While also experiencing revenue upticks last year, Reality Labs is generally seen as a money black-hole. Still, this view is due to Meta taking a long-term investment approach to its XR division – not a negative factor by any means; if the investment pays off, that is.
Li noted:
Our other long-term initiative that we’re continuing to make significant investments in is Reality Labs. We are also starting to see our AI initiatives increasingly overlap with our Reality Labs work. For example, with RayBan Meta smart glasses
Bosworth’s notes on the future of Meta’s display ambitions and Li’s earlier comments on creating advanced AI-ready AR smartglasses could paint a picture of the firm’s future hardware ambitions.
Connect will come up quickly, and Meta is expected to announce big news in response to Apple’s device debut and others entering the market in 2024. Historically, Meta has revealed big projects and products during its online Connect showcase.
Meta’s Ex-CTO Concerned Over Open OS Approach
The news comes after Meta announced that it will allow third-party developers to create applications for its XR products by opening up its Meta Horizon OS. This move aims to provide broader applications for its Quest product line.

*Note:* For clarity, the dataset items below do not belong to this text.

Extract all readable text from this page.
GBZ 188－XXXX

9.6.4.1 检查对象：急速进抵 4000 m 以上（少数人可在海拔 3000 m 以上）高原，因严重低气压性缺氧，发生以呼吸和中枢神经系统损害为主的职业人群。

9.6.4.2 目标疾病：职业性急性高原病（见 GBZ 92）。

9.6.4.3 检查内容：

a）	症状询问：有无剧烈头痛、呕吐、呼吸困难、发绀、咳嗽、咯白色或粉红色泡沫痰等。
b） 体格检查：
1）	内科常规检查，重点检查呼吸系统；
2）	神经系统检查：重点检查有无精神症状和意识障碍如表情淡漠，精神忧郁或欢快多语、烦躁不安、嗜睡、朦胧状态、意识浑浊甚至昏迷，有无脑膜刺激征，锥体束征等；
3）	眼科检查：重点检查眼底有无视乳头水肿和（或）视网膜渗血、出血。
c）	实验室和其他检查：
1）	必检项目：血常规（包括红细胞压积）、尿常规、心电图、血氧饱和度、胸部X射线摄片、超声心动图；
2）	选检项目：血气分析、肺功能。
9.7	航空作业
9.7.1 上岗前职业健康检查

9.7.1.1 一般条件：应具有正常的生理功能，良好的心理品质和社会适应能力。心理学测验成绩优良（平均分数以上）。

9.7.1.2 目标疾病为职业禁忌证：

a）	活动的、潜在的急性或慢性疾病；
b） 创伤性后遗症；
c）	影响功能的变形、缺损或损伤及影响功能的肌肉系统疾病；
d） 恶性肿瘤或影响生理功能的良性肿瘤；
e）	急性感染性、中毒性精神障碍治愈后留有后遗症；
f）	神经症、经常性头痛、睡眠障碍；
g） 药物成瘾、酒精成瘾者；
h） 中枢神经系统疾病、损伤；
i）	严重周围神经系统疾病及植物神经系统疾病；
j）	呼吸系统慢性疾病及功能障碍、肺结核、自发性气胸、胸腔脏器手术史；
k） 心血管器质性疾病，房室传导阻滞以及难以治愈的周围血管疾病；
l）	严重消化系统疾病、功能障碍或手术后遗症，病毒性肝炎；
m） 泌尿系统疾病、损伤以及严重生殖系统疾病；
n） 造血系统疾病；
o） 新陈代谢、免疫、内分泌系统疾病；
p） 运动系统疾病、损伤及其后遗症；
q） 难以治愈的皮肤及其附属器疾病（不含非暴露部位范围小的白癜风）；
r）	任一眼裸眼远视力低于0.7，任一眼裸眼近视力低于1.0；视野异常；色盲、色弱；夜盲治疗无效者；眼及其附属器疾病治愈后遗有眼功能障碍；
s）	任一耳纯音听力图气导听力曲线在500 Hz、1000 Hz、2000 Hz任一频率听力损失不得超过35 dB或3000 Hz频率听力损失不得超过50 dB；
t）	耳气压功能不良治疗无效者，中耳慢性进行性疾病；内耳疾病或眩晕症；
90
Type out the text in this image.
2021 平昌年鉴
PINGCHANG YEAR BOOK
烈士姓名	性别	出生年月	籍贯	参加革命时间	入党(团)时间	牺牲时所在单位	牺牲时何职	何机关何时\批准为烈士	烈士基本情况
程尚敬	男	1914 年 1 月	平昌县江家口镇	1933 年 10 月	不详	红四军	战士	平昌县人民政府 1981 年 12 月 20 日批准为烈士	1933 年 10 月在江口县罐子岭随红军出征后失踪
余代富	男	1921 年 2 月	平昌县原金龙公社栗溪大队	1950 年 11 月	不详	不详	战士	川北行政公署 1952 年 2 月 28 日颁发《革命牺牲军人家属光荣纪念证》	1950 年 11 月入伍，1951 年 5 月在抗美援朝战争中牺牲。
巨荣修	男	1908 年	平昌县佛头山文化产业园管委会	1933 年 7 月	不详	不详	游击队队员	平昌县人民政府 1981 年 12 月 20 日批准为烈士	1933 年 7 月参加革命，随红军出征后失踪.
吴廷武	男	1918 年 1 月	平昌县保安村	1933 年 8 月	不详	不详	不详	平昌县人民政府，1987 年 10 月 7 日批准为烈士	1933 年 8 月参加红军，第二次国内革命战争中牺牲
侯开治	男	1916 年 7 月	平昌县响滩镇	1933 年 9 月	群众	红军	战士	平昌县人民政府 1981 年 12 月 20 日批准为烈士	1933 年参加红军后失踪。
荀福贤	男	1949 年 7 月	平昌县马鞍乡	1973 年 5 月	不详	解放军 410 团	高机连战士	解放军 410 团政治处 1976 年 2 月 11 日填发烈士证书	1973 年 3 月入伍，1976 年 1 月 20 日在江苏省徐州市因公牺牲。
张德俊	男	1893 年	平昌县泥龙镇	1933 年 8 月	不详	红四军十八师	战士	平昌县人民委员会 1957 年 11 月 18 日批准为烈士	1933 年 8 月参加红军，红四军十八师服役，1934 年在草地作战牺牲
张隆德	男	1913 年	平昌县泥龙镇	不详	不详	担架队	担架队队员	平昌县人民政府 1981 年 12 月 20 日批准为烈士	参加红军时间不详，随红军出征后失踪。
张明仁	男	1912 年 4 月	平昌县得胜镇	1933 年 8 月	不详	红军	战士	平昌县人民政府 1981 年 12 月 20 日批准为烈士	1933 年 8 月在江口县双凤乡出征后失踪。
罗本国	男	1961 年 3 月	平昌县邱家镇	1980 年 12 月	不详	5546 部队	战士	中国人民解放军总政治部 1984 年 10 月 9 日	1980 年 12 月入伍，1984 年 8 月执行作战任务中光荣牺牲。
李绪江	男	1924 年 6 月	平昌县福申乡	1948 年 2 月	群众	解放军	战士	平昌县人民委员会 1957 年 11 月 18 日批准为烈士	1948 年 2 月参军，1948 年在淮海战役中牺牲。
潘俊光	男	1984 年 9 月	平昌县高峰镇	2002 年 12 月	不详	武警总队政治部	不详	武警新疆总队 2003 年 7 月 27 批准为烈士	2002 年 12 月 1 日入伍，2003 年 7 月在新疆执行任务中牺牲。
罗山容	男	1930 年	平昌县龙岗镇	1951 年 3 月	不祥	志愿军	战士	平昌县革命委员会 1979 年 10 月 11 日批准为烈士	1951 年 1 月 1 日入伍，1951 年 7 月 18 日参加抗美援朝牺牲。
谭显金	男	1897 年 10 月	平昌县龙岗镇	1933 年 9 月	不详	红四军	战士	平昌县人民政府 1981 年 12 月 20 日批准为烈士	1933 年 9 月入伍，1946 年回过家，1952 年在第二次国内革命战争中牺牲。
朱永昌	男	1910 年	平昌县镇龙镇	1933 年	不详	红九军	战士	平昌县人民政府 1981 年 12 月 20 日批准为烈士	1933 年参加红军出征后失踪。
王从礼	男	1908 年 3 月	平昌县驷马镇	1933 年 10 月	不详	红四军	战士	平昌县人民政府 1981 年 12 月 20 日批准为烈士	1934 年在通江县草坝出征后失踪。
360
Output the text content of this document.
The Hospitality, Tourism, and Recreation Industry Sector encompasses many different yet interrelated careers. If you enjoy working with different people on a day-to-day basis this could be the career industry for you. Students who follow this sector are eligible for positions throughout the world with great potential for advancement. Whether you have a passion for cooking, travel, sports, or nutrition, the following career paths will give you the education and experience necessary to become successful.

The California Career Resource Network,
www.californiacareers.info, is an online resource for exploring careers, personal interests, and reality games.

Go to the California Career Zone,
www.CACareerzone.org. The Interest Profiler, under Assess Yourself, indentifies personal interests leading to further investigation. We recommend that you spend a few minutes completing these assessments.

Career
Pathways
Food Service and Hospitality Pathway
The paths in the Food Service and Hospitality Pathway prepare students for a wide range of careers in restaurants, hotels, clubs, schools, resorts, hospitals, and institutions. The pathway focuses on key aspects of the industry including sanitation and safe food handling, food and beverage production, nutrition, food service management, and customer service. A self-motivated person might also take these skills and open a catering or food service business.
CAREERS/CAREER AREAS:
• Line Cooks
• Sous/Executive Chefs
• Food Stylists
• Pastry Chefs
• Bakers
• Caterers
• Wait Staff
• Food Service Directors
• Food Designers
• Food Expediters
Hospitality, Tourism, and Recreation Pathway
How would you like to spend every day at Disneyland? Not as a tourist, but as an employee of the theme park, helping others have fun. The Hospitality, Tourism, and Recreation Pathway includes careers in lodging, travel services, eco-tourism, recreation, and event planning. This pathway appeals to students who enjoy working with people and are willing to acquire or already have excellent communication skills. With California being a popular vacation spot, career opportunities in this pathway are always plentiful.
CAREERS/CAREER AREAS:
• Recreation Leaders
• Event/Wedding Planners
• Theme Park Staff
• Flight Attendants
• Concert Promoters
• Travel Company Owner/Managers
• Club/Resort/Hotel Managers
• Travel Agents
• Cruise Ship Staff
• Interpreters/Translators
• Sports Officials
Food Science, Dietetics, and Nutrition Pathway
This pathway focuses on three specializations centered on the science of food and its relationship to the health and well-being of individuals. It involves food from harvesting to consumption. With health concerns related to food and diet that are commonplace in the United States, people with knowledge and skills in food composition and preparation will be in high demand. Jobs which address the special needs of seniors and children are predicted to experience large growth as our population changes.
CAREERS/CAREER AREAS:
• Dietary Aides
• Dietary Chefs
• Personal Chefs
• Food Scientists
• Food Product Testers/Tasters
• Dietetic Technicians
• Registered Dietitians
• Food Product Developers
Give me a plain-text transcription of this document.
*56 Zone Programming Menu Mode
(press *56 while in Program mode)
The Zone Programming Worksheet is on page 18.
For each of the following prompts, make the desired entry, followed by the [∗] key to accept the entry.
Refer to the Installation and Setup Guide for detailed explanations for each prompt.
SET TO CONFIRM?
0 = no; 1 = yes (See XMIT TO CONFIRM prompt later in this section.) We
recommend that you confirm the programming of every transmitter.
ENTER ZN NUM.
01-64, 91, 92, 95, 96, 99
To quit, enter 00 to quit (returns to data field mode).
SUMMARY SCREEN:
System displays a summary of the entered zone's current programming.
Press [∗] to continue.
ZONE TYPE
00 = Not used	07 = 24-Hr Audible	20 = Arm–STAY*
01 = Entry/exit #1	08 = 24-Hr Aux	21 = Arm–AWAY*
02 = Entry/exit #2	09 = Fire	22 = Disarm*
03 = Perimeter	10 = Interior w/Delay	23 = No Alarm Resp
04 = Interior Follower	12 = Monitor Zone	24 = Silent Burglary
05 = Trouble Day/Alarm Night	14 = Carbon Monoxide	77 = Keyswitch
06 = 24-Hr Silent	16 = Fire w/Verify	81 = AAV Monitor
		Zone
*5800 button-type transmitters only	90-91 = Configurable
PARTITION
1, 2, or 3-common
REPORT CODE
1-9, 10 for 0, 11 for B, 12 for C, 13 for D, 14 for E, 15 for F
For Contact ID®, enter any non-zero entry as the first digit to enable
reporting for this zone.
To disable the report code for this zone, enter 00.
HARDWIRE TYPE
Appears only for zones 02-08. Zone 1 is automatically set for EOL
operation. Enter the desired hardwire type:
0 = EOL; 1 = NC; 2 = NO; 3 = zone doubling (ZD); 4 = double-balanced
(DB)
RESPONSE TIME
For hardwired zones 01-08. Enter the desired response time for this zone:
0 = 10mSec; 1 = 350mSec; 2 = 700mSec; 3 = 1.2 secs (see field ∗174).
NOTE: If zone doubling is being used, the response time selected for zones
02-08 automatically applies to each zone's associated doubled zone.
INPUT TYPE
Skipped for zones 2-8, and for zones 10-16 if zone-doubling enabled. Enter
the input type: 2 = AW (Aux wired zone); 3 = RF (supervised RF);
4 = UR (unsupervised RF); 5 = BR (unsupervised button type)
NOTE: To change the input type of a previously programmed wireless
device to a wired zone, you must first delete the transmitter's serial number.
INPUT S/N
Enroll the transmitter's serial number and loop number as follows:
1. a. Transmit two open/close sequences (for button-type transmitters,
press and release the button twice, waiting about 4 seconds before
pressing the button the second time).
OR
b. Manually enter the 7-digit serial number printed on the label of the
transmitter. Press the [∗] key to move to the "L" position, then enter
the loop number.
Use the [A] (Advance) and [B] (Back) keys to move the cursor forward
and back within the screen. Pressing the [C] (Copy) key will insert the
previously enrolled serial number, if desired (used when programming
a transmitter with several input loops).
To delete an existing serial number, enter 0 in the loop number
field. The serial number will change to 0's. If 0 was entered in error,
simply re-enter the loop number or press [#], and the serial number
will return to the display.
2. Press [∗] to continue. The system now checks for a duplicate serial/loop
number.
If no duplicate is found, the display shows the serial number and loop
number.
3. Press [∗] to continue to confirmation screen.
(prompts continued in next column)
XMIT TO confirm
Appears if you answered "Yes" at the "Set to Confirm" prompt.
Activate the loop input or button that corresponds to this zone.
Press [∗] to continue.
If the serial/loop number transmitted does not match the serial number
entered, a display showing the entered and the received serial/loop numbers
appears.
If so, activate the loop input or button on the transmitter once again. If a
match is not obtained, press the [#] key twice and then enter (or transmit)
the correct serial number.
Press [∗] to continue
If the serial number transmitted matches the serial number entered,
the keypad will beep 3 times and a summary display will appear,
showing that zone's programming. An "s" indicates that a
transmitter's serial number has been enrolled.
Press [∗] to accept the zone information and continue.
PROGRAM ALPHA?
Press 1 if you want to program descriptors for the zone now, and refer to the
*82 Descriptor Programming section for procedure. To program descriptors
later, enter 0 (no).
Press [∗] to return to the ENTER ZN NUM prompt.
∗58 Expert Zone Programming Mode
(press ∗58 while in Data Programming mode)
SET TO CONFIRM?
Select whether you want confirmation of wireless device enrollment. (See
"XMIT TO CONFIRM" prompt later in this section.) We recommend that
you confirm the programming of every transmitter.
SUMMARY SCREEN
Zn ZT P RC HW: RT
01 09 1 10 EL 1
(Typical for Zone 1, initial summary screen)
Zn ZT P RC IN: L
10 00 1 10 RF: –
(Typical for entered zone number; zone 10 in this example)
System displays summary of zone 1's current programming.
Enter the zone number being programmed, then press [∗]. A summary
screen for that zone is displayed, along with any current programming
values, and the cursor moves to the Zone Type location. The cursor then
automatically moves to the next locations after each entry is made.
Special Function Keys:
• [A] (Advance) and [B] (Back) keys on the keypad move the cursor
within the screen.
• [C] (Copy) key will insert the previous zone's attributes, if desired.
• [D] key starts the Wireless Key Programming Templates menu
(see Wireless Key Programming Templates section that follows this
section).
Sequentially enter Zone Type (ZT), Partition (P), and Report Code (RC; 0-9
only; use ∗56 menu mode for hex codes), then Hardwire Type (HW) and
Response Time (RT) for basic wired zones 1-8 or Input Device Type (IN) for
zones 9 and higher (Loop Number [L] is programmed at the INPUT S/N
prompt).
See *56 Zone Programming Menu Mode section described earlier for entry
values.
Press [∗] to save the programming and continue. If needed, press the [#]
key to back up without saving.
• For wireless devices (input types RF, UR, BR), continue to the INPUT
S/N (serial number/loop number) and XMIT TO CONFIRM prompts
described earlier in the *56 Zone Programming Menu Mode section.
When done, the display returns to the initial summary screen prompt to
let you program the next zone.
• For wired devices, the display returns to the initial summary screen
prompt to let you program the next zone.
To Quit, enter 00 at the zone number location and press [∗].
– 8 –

In contrast, Apple is creating a closed ecosystem to support its spatial computing vision, which opposes Meta’s new open approach. Meta appears to be competing with Apple’s approach to its hardware ecosystem.
Despite Mark Zuckerberg‘s announcement that sparked interest in an Android-like XR OS, ex-Meta CTO and renowned video game innovator John Carmack expressed concern over Meta’s recent move.
Carmack explained that allowing development partners to access the full Horizon OS for standard Quest hardware “could be done very cheaply and would open up a lot of speciality applications and location-based entertainment systems, but that would be a much lower key announcement.”
Carmack also noted that “Meta already sells the Quest systems basically at production cost, and just ignores the development costs,” so, therefore, Meta open Horizon OS won’t “result in cheaper VR headsets from other companies with Quest equivalent capabilities – even if the other companies have greater efficiency, they can’t compete with that.”
Moreover, the famed developer noted that the new OS “brings with it a tension.” Carmack explains that “because Meta as a company, as well as the individual engineers, want the shine of making industry-leading high-end gear. If Meta cedes those ‘simple scaling’ axes to other headset developers, they will be left, leaning in with novel new hardware systems from the research pipeline for their high-end systems, which is going to lead to poor decisions.”